64 bytes from 10.10.2.67: icmp_seq=1 ttl=253 time=67.2 ms
64 bytes from 10.10.2.67: icmp_seq=2 ttl=253 time=65.8 ms
64 bytes from 10.10.2.67: icmp_seq=3 ttl=253 time=64.8 ms
10.10.2.67 ping statistics
3 packets transmitted, 3 received, 0% packet loss, time 2002ms
rtt min/avg/max/mdev = 64.859⁄65.966⁄67.201⁄0.960 ms
[ec2-user@ip-10-10-2-67 ~]$ ping -c 3 172.16.2.23
PING 172.16.2.23 (172.16.2.23) 56(84) bytes of data.
64 bytes from 172.16.2.23: icmp_seq=1 ttl=63 time=63.4 ms
64 bytes from 172.16.2.23: icmp_seq=2 ttl=63 time=64.4 ms
64 bytes from 172.16.2.23: icmp_seq=3 ttl=63 time=64.7 ms
172.16.2.23 ping statistics
3 packets transmitted, 3 received, 0% packet loss, time 2002ms
rtt min/avg/max/mdev = 63.426⁄64.212⁄64.778⁄0.573 ms
Verify I can send traffic to both tunnels
Finally I want to make sure I can ping both test instances while both tunnels are up.

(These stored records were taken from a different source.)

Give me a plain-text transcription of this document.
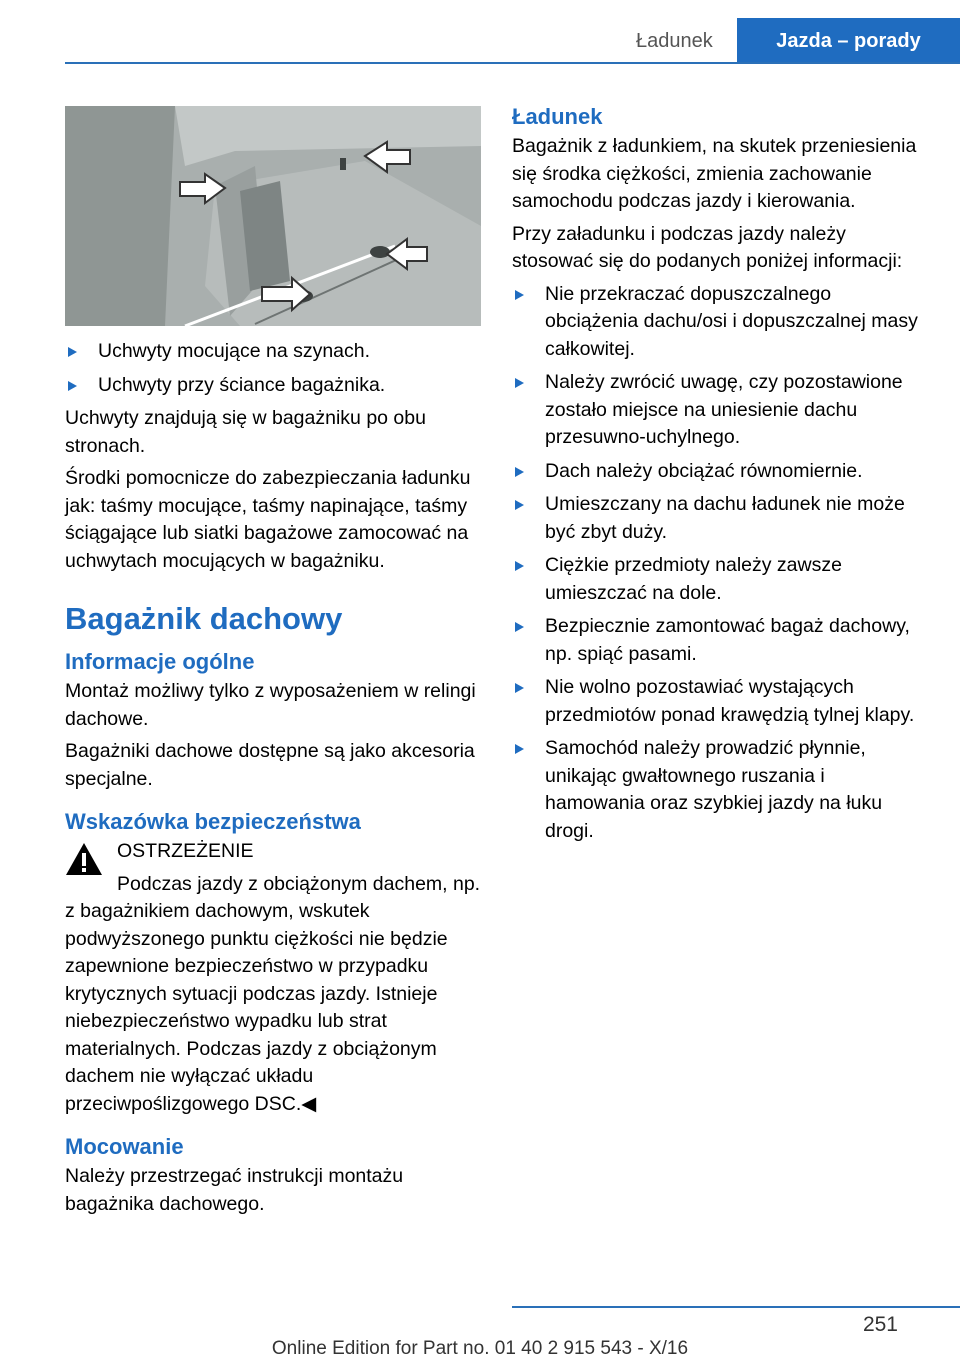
Ładunek	Jazda – porady
Uchwyty mocujące na szynach.
Uchwyty przy ściance bagażnika.

Uchwyty znajdują się w bagażniku po obu stronach.

Środki pomocnicze do zabezpieczania ładunku jak: taśmy mocujące, taśmy napinające, taśmy ściągające lub siatki bagażowe zamocować na uchwytach mocujących w bagażniku.

Bagażnik dachowy
Informacje ogólne

Montaż możliwy tylko z wyposażeniem w relingi dachowe.

Bagażniki dachowe dostępne są jako akcesoria specjalne.

Wskazówka bezpieczeństwa

OSTRZEŻENIE

Podczas jazdy z obciążonym dachem, np. z bagażnikiem dachowym, wskutek podwyższonego punktu ciężkości nie będzie zapewnione bezpieczeństwo w przypadku krytycznych sytuacji podczas jazdy. Istnieje niebezpieczeństwo wypadku lub strat materialnych. Podczas jazdy z obciążonym dachem nie wyłączać układu przeciwpoślizgowego DSC.◀

Mocowanie

Należy przestrzegać instrukcji montażu bagażnika dachowego.

Ładunek

Bagażnik z ładunkiem, na skutek przeniesienia się środka ciężkości, zmienia zachowanie samochodu podczas jazdy i kierowania.

Przy załadunku i podczas jazdy należy stosować się do podanych poniżej informacji:

Nie przekraczać dopuszczalnego obciążenia dachu/osi i dopuszczalnej masy całkowitej.
Należy zwrócić uwagę, czy pozostawione zostało miejsce na uniesienie dachu przesuwno-uchylnego.
Dach należy obciążać równomiernie.
Umieszczany na dachu ładunek nie może być zbyt duży.
Ciężkie przedmioty należy zawsze umieszczać na dole.
Bezpiecznie zamontować bagaż dachowy, np. spiąć pasami.
Nie wolno pozostawiać wystających przedmiotów ponad krawędzią tylnej klapy.
Samochód należy prowadzić płynnie, unikając gwałtownego ruszania i hamowania oraz szybkiej jazdy na łuku drogi.
251
Online Edition for Part no. 01 40 2 915 543 - X/16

evan@pine64:~$ ping -c 3 192.168.2.147
PING 192.168.2.147 (192.168.2.147) 56(84) bytes of data.
64 bytes from 192.168.2.147: icmp_seq=1 ttl=253 time=78.8 ms
64 bytes from 192.168.2.147: icmp_seq=2 ttl=253 time=78.5 ms
64 bytes from 192.168.2.147: icmp_seq=3 ttl=253 time=77.5 ms
192.168.2.147 ping statistics
3 packets transmitted, 3 received, 0% packet loss, time 2002ms
rtt min/avg/max/mdev = 77.566⁄78.330⁄78.867⁄0.600 ms
[ec2-user@ip-192-168-2-147 ~]$ ping -c 3 172.16.2.23
PING 172.16.2.23 (172.16.2.23) 56(84) bytes of data.

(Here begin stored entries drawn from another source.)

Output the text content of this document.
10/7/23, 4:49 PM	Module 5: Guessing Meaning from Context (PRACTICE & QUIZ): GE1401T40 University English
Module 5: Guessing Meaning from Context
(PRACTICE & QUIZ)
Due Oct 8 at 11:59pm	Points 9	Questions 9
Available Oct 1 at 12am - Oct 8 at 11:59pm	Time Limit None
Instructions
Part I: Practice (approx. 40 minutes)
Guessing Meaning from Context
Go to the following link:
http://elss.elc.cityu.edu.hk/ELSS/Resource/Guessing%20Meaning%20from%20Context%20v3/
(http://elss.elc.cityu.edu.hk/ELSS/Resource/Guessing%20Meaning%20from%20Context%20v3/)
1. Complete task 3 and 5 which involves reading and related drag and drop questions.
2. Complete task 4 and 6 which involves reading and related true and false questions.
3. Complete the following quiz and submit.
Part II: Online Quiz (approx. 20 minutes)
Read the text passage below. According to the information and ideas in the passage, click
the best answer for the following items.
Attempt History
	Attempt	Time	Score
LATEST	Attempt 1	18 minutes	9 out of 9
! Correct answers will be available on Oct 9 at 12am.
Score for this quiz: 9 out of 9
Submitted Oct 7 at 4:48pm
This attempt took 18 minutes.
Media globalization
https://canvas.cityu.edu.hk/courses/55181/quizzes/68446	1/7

64 bytes from 172.16.2.23: icmp_seq=1 ttl=63 time=78.8 ms
64 bytes from 172.16.2.23: icmp_seq=2 ttl=63 time=78.4 ms
64 bytes from 172.16.2.23: icmp_seq=3 ttl=63 time=78.6 ms
172.16.2.23 ping statistics
3 packets transmitted, 3 received, 0% packet loss, time 2003ms
rtt min/avg/max/mdev = 78.434⁄78.637⁄78.871⁄0.291 ms
evan@pine64:~$ ping -c 3 10.10.2.67
PING 10.10.2.67 (10.10.2.67) 56(84) bytes of data.
64 bytes from 10.10.2.67: icmp_seq=1 ttl=253 time=65.1 ms
64 bytes from 10.10.2.67: icmp_seq=2 ttl=253 time=66.2 ms
64 bytes from 10.10.2.67: icmp_seq=3 ttl=253 time=63.1 ms
10.10.2.67 ping statistics
3 packets transmitted, 3 received, 0% packet loss, time 2002ms
rtt min/avg/max/mdev = 63.143⁄64.834⁄66.239⁄1.313 ms
[ec2-user@ip-10-10-2-67 ~]$ ping -c 3 172.16.2.23
PING 172.16.2.23 (172.16.2.23) 56(84) bytes of data.

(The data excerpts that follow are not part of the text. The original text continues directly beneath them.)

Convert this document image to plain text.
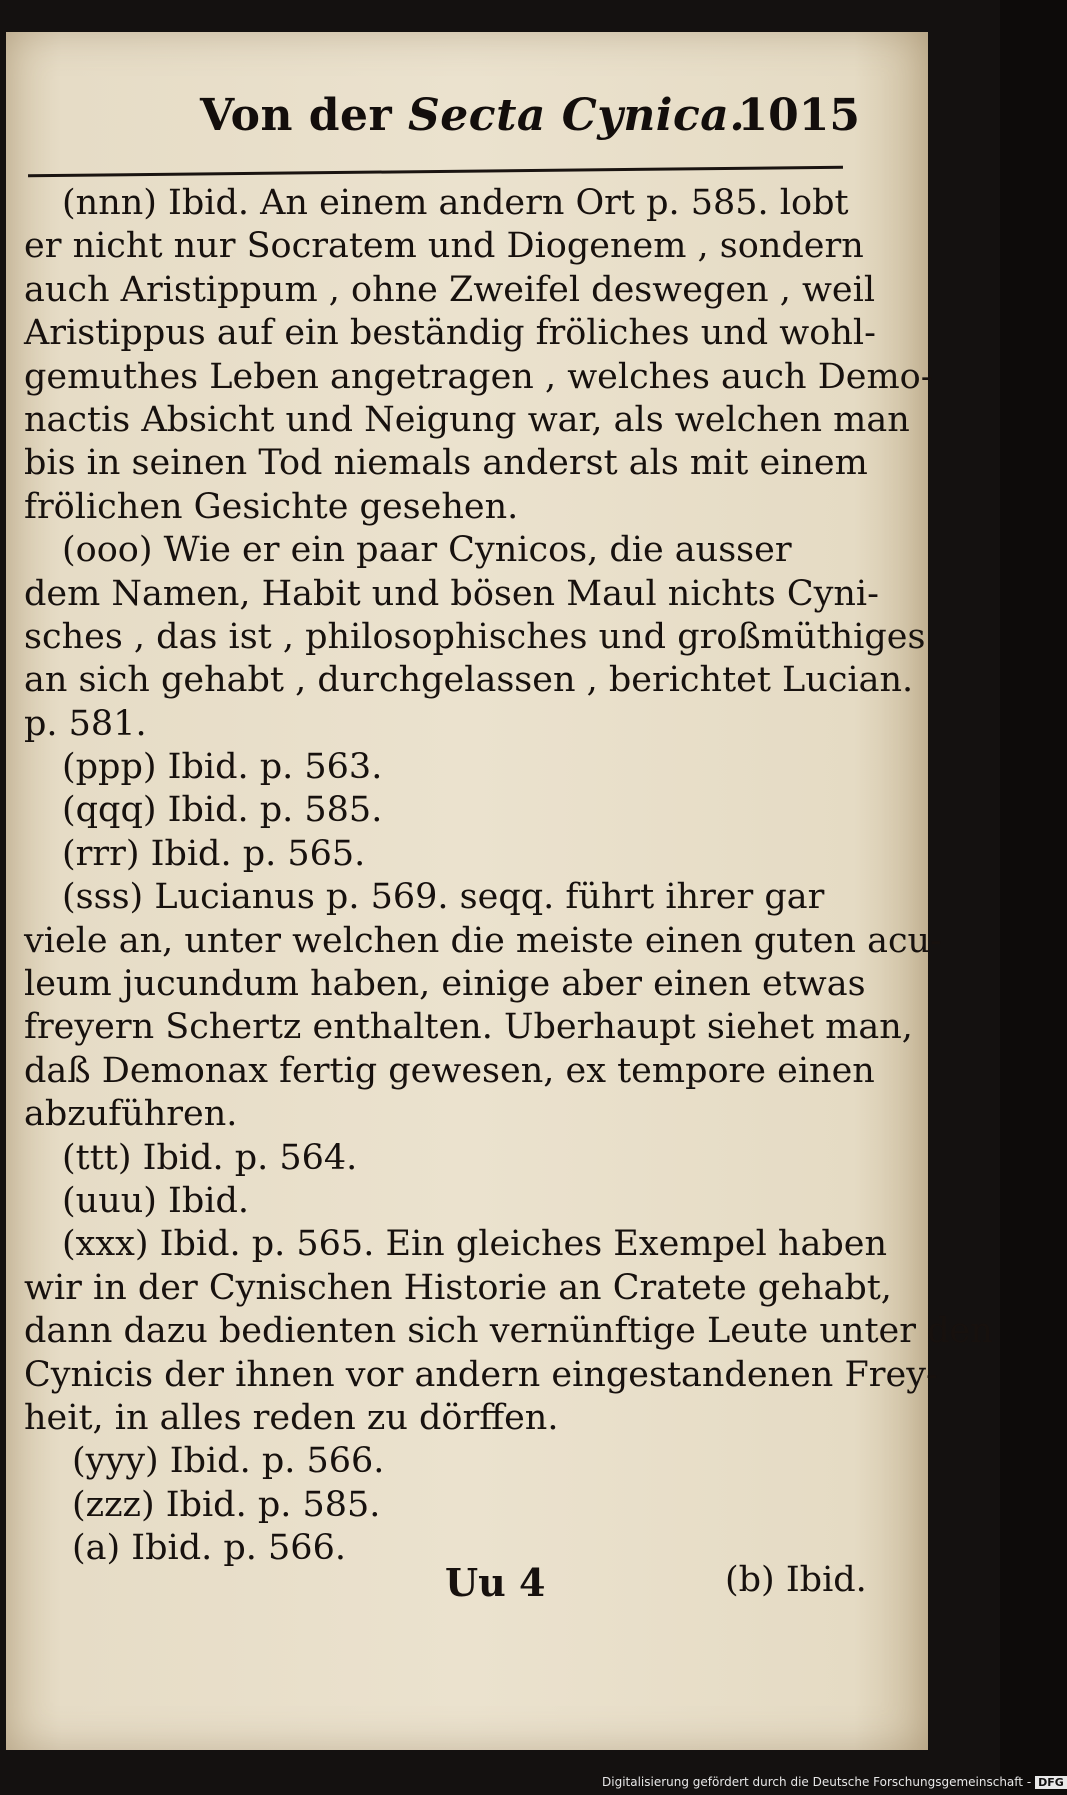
Von der Secta Cynica.
1015
(nnn) Ibid. An einem andern Ort p. 585. lobt
er nicht nur Socratem und Diogenem , sondern
auch Aristippum , ohne Zweifel deswegen , weil
Aristippus auf ein beständig fröliches und wohl-
gemuthes Leben angetragen , welches auch Demo-
nactis Absicht und Neigung war, als welchen man
bis in seinen Tod niemals anderst als mit einem
frölichen Gesichte gesehen.
(ooo) Wie er ein paar Cynicos, die ausser
dem Namen, Habit und bösen Maul nichts Cyni-
sches , das ist , philosophisches und großmüthiges
an sich gehabt , durchgelassen , berichtet Lucian.
p. 581.
(ppp) Ibid. p. 563.
(qqq) Ibid. p. 585.
(rrr) Ibid. p. 565.
(sss) Lucianus p. 569. seqq. führt ihrer gar
viele an, unter welchen die meiste einen guten acu-
leum jucundum haben, einige aber einen etwas
freyern Schertz enthalten. Uberhaupt siehet man,
daß Demonax fertig gewesen, ex tempore einen
abzuführen.
(ttt) Ibid. p. 564.
(uuu) Ibid.
(xxx) Ibid. p. 565. Ein gleiches Exempel haben
wir in der Cynischen Historie an Cratete gehabt,
dann dazu bedienten sich vernünftige Leute unter den
Cynicis der ihnen vor andern eingestandenen Frey-
heit, in alles reden zu dörffen.
(yyy) Ibid. p. 566.
(zzz) Ibid. p. 585.
(a) Ibid. p. 566.
Uu 4	(b) Ibid.
Digitalisierung gefördert durch die Deutsche Forschungsgemeinschaft - DFG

64 bytes from 172.16.2.23: icmp_seq=1 ttl=63 time=66.1 ms
64 bytes from 172.16.2.23: icmp_seq=2 ttl=63 time=64.4 ms
64 bytes from 172.16.2.23: icmp_seq=3 ttl=63 time=64.8 ms
172.16.2.23 ping statistics
3 packets transmitted, 3 received, 0% packet loss, time 2002ms
rtt min/avg/max/mdev = 64.418⁄65.109⁄66.102⁄0.777 ms
Now both tunnels are up and we can reach each test EC2 instance, and they can also reach back to the On-Prem machine. If we wanted to we could continue to spin up new tunnels from other regions as well using the CloudFormation template.